An officer was supposed to be on duty at Nichols as airdrome officer and spend the night there. I pulled the first night. The next day I spent checking on maintenance and having the men dig fox holes where they had to work. This was in case they should be caught in a surprise raid. We had our regular eleven o’clock bombing raid that day, but I found a hole to crawl into during this one.
By this time most of the buildings had been destroyed on Nichols and none of the bombs were doing any further damage. The bombers seemed to be trying to hit the runways and what few planes we had left, but they did a very good of missing. They had done an excellent job of bombing the first few days of the war, but now they never seemed to hit their target. I think they used their most experienced pilots at first, and then started using a bunch of greenhorns.

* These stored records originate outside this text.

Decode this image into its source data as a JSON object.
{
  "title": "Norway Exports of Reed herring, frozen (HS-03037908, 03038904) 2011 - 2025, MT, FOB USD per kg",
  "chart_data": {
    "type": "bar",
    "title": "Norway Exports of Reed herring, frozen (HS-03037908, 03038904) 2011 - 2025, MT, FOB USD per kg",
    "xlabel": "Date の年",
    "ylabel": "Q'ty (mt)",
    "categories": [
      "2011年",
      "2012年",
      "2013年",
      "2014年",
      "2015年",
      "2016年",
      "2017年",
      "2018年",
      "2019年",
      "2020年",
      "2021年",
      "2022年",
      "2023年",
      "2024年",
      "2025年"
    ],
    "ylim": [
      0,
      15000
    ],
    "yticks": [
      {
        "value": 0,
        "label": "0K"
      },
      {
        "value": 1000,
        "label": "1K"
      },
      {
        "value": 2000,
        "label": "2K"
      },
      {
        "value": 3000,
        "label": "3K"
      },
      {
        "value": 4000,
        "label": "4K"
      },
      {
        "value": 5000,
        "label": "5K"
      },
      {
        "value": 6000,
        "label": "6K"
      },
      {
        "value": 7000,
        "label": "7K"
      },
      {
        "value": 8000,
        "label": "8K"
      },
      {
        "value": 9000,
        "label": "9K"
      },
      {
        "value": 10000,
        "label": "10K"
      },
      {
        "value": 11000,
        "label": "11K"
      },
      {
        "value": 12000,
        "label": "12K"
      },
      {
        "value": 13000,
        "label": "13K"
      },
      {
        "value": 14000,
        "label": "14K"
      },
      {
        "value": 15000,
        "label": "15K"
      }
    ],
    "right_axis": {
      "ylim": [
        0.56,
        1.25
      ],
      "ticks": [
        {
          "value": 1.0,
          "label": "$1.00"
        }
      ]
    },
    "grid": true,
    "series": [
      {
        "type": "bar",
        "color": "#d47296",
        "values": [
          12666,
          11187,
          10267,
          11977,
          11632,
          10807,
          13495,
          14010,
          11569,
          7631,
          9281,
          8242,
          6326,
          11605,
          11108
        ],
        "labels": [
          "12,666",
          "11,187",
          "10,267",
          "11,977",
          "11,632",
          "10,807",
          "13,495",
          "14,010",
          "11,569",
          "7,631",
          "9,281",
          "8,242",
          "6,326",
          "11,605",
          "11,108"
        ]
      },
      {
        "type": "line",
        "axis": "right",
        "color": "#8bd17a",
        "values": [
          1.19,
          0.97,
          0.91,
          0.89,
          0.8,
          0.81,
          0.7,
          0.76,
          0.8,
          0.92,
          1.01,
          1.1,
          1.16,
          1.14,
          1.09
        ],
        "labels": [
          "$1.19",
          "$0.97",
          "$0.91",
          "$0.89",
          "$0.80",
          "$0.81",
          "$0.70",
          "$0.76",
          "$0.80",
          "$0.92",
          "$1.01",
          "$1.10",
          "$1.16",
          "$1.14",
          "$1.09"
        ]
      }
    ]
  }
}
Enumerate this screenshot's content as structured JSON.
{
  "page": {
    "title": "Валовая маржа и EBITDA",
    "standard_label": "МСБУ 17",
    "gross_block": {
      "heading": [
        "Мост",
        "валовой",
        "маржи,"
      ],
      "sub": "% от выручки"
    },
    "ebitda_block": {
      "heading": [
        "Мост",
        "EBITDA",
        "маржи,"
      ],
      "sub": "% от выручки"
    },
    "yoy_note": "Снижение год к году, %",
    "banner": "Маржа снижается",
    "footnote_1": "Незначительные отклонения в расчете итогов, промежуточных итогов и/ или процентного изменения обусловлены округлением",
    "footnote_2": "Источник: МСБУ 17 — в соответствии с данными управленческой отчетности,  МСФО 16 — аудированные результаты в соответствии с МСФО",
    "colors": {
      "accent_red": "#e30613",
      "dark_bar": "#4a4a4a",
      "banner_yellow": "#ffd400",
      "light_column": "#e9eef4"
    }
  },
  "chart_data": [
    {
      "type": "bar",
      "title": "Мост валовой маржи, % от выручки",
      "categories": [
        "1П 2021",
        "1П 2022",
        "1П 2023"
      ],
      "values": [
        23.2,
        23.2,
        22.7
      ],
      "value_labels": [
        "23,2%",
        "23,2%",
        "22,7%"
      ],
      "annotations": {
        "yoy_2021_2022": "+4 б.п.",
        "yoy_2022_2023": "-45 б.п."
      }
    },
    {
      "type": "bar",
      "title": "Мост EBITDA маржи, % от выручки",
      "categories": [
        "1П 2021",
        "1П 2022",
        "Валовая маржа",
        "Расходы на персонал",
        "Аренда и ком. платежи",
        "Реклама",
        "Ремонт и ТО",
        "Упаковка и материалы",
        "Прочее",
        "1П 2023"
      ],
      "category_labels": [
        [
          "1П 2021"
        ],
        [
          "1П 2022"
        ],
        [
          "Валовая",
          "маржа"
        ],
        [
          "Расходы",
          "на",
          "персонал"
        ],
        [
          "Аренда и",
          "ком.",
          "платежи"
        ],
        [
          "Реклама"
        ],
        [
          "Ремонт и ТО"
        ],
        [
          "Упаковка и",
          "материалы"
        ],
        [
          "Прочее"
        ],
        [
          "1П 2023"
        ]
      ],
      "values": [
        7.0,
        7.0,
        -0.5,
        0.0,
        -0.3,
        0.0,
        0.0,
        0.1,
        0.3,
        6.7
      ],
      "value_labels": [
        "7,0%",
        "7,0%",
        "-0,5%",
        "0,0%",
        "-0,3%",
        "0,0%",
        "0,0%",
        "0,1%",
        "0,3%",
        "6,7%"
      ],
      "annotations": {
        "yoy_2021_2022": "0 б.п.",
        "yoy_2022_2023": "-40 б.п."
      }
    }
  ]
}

That night I found another officer to stay on the field, and I went home a little before dark. After dinner Dorothy and I decided that we would like to go dancing and have a few drinks. She put on an evening gown, and I put on a civilian suit for the first time since the war had started, and off we went to the Manila Hotel which was about the only night spot that was still operating. The place was crowded to capacity with officers in uniform, and I was informed several times that I was breaking regulations by being in civilian clothes. It didn’t hurt my conscious all though, because it was such a relief to get out of uniform and forget the Army for a few hours. We danced and sipped Scotch and sodas until midnight when we decided that since both of us had to go to work early in the morning, we should go to bed. Everything in Manila was completely blacked-out that night. To move about, we had to creep along and feel our way.